No Age protests Converse at a Converse-sponsored show
While plenty of punk fans were receiving new Converse sneakers for the holidays, L.A. noise-rock duo No Age was protesting the company (and the working conditions under its parent company Nike) at a show ostensibly promoting the shoe brand.
On Dec. 18, at a Converse-sponsored show in Barcelona, Spain, the band sneaked a 20-minute collage film of sweatshop workers, Black Friday consumer mayhem and weeping children into their live show.
In what they described as a “Planned Contradictory Action,” in the middle of their set the group projected the video and played live ambient noise while surrounded by Converse banners. Beforehand, the band had requested as much Converse advertising onstage as possible, to enhance the contradiction. After promoters cut off the video with five minutes remaining, they finished their set and wryly thanked the brand for hosting them.
Singer-drummer Dean Spunt released a statement on the action (which, obviously, didn’t go over well with the event’s corporate promoters), which is printed below in full. It’s not the first anti-corporate musical stance the band has taken this year - in June, No Age headlined a protest against a planned Wal-Mart in L.A.’s Chinatown.
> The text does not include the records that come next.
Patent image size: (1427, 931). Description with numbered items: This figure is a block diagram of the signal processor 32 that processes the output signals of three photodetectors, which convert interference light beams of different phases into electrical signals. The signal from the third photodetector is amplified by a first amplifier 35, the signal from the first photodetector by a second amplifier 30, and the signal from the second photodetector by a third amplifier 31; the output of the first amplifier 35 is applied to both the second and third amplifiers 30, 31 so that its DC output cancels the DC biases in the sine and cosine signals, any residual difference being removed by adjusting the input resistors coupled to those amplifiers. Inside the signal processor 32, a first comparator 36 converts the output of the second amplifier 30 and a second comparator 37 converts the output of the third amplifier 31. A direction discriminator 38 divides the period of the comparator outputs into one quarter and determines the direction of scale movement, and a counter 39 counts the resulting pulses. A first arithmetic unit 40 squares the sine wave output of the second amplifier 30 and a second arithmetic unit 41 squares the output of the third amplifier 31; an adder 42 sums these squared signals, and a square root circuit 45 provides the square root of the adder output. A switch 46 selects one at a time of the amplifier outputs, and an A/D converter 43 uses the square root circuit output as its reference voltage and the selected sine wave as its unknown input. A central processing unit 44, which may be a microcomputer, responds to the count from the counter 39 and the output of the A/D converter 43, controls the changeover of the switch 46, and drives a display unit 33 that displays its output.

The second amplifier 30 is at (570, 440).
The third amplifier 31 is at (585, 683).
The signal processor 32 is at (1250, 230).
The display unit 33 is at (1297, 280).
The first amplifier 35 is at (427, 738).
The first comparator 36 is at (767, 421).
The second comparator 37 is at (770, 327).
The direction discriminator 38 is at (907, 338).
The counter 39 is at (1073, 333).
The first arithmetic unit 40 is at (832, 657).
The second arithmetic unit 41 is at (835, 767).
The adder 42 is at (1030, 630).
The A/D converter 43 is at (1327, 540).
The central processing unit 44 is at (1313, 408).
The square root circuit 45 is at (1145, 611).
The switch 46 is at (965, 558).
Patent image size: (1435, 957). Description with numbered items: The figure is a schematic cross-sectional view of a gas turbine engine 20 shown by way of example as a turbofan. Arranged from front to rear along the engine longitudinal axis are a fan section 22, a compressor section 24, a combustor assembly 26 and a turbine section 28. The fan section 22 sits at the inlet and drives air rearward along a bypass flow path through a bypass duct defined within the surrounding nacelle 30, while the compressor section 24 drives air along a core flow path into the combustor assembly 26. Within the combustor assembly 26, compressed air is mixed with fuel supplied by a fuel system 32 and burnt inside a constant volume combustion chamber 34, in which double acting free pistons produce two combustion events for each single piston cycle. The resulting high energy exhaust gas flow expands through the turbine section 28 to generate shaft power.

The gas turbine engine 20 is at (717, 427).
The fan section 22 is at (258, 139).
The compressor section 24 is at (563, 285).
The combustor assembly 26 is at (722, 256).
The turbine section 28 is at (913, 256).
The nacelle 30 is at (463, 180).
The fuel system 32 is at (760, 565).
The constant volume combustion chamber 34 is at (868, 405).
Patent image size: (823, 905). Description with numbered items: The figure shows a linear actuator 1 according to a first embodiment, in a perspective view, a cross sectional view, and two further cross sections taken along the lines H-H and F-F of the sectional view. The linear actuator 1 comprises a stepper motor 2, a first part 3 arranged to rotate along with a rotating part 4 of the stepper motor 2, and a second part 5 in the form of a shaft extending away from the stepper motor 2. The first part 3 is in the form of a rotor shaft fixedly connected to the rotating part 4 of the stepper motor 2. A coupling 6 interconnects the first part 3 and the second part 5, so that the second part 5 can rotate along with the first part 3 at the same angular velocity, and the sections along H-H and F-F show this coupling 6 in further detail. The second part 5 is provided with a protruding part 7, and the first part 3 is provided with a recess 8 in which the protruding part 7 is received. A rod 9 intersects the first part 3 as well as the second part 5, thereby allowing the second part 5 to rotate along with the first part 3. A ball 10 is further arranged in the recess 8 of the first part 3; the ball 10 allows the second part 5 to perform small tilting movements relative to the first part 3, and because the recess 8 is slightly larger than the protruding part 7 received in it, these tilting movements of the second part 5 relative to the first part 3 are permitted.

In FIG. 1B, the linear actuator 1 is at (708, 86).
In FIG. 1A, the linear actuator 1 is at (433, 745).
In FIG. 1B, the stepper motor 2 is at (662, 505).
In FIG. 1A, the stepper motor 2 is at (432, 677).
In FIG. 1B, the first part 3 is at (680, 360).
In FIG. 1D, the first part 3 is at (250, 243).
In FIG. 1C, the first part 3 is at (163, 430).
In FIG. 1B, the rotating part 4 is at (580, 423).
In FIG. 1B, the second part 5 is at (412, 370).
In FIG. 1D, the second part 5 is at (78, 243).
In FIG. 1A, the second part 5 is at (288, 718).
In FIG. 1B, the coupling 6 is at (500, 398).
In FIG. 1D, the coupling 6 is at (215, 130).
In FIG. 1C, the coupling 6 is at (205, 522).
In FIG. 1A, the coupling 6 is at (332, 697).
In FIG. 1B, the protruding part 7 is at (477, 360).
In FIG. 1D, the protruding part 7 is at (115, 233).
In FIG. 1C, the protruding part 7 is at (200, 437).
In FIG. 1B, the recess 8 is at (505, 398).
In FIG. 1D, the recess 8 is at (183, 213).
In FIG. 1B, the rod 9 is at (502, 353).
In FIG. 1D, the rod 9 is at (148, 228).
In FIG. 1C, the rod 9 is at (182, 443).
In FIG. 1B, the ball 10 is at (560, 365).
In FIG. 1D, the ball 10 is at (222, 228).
On November 21st, No Age was asked to perform in Barcelona at a concert sponsored by Converse shoes. After several discussions over email regarding where banners could be placed, in contradiction to our contract, I allowed and agreed to as much overt advertising as possible. We asked for a projector to show visuals while we performed. For our performance we played 6 songs, the lights came down and the projectionist played the video piece we had made, we kept playing sounds from the stage. It contained images of Black Friday consumers with abstract text I had written, images of sweatshop workers, crying babies, protesters and excerpts from an article about Nike owning Converse shoes and the conditions of the factories and the workers that had been written in November of 2011 by the Associated Press. The promoter tried to shut the video off after about 8 minutes, I yelled at him to keep it playing, he eventually shut it off at about 15 minutes, not allowing the video to finish its duration of about 20 minutes. We played 6 more songs, I thanked Converse shoes, we packed up and we left.